The other woman handed over a blade. “Where are you going?”
“To kill my mother.”
The bleak, knowing look Aqisa gave her was torn between respect and doom. “I’ll give you some men.”
Nahri stuck the knife in her belt. “Thanks, but I’ll have better luck sneaking up on them if I’m alone. If you find Ali, please keep him alive, okay?”
“I’ll do my best. Go with God.” Aqisa turned back to her warriors. “Draw up!”
Nahri had already let the palace shadows shroud her. Gripping the knife to steady herself, she closed her eyes, listening to her family’s home speak to her like a sick patient, one infected by the foul perversion of magic staining its halls with fresh death.
It was easy enough to trace the source.
“Ah,” she said softly. “Appropriate.”
Then Nahri headed for the pavilion overlooking the lake where Ghassan al Qahtani had been killed.
THE LIBRARY NAHRI AND ALI HAD DRAGGED A WATERFALL through had yet to be repaired, the damag
ed section curtained off and its books removed. It was empty, the only light coming from a fire raging in another part of the palace and the scorching gushes of smoldering, diseased blood that continued to fall from the sky. Even so, Nahri crept carefully along the shadowed outskirts, slipping through the door that led to the winding staircase.
She could hear shouting from the roof before she got to the top.
“Then let me see her!” Jamshid. “Please! If Nahri and Muntadhir are safe, let me see them!”
Nahri opened the door a sliver, just enough to press her eye to the light now spilling in. She could see Mishmish, trapped under a net, and Jamshid in irons, pleading with their mother. Ice glimmered at Manizheh’s waist—the peri’s dagger, still in her belt.

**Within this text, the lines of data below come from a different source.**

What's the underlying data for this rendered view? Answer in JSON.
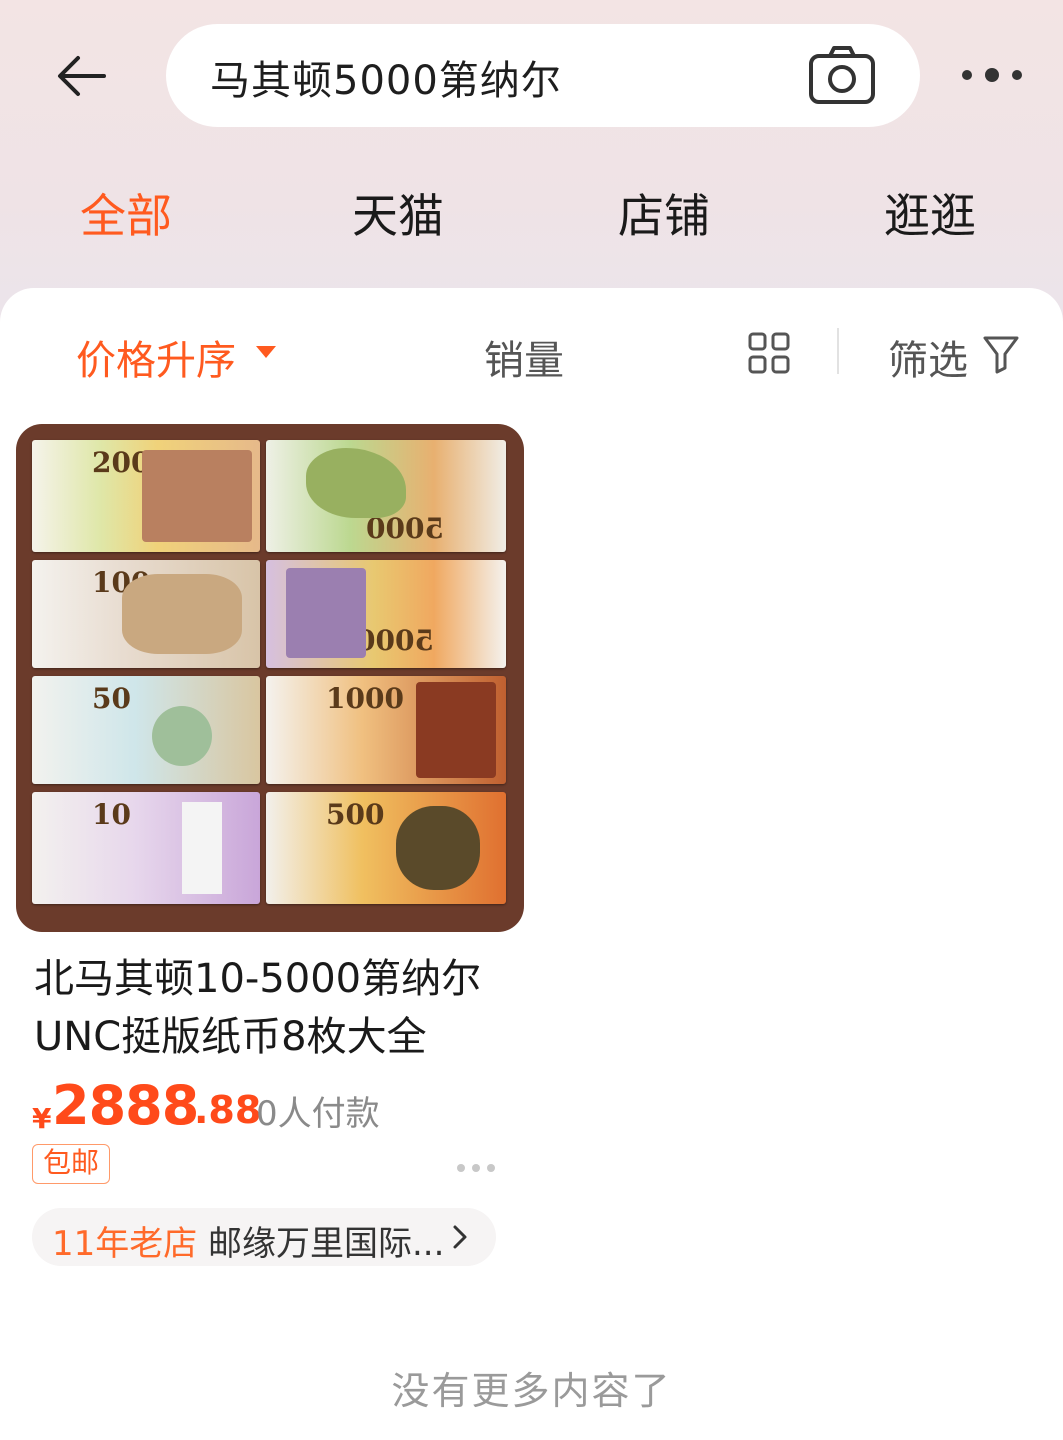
{
  "header": {
    "search_value": "马其顿5000第纳尔"
  },
  "tabs": [
    {
      "label": "全部",
      "active": true
    },
    {
      "label": "天猫",
      "active": false
    },
    {
      "label": "店铺",
      "active": false
    },
    {
      "label": "逛逛",
      "active": false
    }
  ],
  "sortbar": {
    "price_label": "价格升序",
    "sales_label": "销量",
    "filter_label": "筛选"
  },
  "product": {
    "title": "北马其顿10-5000第纳尔UNC挺版纸币8枚大全",
    "currency": "¥",
    "price_int": "2888",
    "price_dec": ".88",
    "buyers": "0人付款",
    "tag": "包邮",
    "shop_age": "11年老店",
    "shop_name": "邮缘万里国际...",
    "notes": [
      "200",
      "5000",
      "100",
      "5000",
      "50",
      "1000",
      "10",
      "500"
    ]
  },
  "footer": {
    "end_text": "没有更多内容了"
  },
  "colors": {
    "accent": "#ff5a1f",
    "price": "#ff4a1a"
  }
}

“Banu Nahida, please!” It was Dara, unseen from Nahri’s vantage point. “You need to control your magic. I cannot protect our people and fight at the same time!”

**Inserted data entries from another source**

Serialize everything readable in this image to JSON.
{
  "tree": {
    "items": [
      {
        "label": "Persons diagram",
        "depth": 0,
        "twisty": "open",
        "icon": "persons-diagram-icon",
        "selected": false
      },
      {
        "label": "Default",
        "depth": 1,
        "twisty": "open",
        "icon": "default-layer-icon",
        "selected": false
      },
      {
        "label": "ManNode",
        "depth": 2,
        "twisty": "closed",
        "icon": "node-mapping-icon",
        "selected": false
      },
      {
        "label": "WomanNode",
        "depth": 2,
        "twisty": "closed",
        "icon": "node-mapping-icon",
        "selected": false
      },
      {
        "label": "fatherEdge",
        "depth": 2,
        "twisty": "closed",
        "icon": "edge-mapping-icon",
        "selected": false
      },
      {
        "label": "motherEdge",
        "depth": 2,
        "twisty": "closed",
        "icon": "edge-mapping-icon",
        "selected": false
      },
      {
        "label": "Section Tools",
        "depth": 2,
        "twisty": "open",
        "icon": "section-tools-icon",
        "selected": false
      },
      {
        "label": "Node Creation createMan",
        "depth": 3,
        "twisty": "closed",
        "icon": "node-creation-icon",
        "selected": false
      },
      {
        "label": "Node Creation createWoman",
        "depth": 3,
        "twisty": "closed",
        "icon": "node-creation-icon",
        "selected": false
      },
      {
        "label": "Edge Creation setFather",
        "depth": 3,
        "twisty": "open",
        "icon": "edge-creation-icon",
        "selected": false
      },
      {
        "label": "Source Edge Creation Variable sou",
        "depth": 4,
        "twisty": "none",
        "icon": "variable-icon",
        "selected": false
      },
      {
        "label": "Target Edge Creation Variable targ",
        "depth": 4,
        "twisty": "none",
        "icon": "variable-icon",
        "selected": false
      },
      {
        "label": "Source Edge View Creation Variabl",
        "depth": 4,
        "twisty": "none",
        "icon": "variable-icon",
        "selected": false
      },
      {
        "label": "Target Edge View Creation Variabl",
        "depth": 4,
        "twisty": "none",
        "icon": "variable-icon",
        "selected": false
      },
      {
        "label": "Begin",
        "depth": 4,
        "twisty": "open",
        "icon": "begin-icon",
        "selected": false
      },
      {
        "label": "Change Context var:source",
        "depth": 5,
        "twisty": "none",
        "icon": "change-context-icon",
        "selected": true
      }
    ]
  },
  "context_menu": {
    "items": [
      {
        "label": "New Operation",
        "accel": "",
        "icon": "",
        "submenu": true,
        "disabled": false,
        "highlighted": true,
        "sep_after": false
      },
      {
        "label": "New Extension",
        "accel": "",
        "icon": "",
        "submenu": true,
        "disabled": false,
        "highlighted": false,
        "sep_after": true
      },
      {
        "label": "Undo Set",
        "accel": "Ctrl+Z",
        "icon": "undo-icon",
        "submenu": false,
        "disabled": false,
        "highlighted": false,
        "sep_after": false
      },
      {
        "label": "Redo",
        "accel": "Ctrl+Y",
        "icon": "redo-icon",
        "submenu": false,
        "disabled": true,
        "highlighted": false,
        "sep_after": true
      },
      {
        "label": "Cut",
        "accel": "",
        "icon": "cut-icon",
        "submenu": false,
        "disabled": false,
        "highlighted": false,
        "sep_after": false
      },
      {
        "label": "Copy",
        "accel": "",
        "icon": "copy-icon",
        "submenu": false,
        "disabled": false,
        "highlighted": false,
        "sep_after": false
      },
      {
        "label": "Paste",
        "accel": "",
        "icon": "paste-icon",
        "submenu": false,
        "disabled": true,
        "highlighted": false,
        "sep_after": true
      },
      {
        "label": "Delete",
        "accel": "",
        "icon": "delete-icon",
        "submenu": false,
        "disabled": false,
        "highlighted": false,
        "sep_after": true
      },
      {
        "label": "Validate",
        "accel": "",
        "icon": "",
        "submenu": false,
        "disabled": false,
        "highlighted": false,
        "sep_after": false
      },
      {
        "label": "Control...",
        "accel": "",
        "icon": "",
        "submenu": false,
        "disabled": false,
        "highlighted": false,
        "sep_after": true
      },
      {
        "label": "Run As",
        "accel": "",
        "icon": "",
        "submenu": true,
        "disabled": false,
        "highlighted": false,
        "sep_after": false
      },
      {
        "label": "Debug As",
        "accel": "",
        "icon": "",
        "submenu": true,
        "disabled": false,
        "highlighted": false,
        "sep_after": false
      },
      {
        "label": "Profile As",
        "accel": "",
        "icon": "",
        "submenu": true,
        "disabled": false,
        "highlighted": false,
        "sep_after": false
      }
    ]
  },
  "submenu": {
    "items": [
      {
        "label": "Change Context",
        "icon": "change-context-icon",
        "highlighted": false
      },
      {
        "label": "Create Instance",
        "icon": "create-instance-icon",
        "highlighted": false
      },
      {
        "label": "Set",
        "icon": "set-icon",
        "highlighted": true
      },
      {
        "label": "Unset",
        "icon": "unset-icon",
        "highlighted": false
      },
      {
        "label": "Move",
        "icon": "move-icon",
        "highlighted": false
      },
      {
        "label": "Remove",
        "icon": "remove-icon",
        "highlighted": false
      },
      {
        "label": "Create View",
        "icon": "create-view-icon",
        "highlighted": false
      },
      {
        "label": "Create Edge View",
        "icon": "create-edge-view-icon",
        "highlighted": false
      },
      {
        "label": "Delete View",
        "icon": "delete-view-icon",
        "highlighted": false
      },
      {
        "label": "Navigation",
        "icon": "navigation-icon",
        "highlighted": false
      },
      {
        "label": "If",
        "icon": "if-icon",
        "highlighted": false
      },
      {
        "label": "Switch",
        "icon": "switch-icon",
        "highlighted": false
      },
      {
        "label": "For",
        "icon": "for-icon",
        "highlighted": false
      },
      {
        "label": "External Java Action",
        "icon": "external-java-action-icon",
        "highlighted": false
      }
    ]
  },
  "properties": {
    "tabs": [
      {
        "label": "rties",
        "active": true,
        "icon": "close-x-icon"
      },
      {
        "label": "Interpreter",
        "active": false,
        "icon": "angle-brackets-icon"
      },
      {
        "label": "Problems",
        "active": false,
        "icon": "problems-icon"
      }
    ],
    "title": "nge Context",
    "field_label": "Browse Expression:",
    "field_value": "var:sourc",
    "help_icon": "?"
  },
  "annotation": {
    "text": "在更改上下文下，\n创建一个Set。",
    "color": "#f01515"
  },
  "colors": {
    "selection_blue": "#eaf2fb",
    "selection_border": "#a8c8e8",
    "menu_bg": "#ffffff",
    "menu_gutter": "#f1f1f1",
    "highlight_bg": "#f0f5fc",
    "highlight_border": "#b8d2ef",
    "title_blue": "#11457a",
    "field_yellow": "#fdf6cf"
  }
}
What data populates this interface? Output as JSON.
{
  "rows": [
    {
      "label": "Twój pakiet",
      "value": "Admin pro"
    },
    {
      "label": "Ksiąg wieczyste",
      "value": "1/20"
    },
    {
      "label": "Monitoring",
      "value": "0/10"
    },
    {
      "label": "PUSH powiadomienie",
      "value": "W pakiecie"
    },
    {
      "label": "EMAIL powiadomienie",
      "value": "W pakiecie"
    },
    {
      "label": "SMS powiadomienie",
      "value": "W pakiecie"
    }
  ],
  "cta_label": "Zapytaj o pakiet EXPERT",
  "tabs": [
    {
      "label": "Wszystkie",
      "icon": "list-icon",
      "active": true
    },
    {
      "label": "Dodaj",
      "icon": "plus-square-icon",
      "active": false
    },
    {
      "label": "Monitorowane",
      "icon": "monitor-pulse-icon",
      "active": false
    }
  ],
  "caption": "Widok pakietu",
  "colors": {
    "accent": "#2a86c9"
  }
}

With a screech, a vicious, bloated locust—as large as a dog—landed on the parapet near Jamshid and Manizheh. Nahri saw Dara and another Daeva soldier lunge to protect them, Dara cutting the locust in half as his warrior drew its attention. A gash had torn through Dara’s armor, exposing his chest and revealing more of the cracking lines of light. Screams in Divasti came from the garden the next moment, and Dara spun around, firing a blur of silver arrows downward before jumping back to the parapet to kick a marid in the shape of a giant purple lobster off the wall.

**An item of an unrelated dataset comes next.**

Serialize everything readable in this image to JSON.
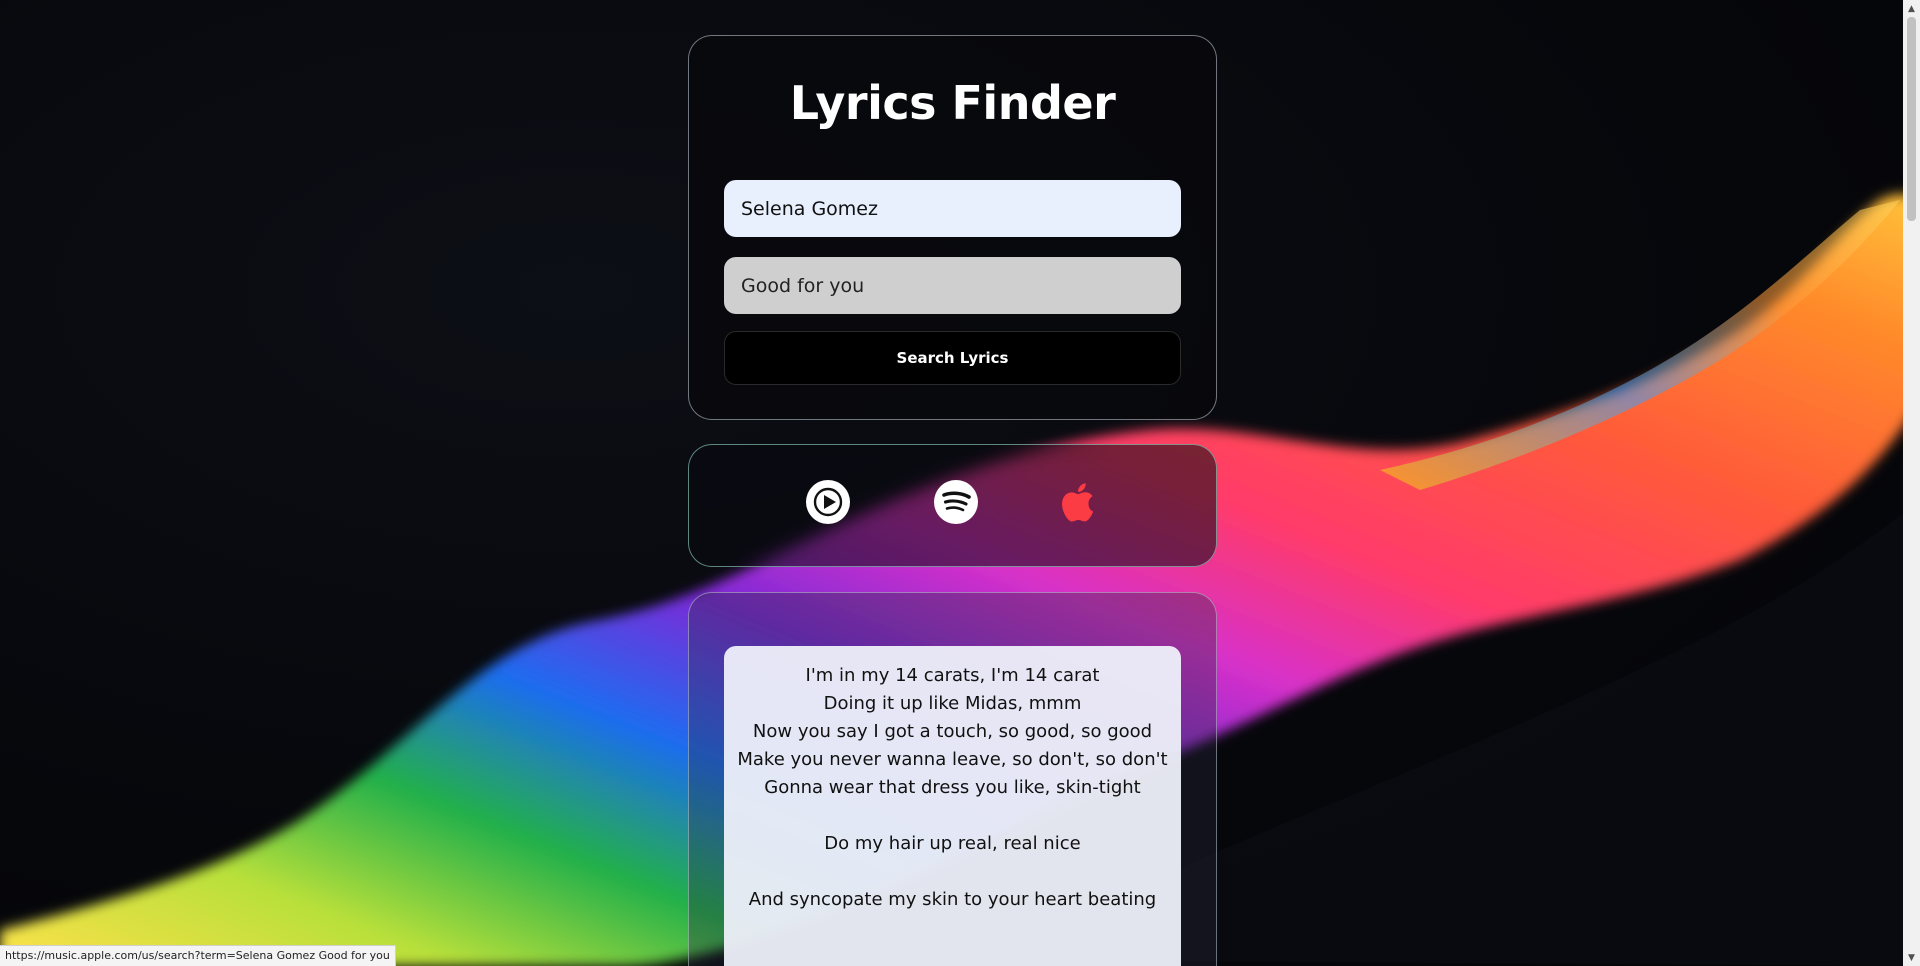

No matter what curse Manizheh had used to enslave her weapon, Dara looked ready to break. He was gasping for air, liquid fire seeping from the jagged lines crossing his body. Even so, he was still fast enough to leap from the parapet and knock his soldier out of the way of a globule of smoldering blood. Dragging the young man away, he yelled for Manizheh again. “Banu Nahida, stop this!”
Manizheh didn’t seem to hear him, her attention on her distraught son alone. “The ifrit are keeping Nahri and Muntadhir secure in the dungeon,” she insisted. “The way isn’t safe right now, but I promise after the battle …”
“I don’t believe you!”
A wise decision, brother. Nahri watched as Dara rushed across the pavilion to slay another marid and then, shouting orders to his warrior, thrust up his hands to keep a storm of bloody rain from lashing them.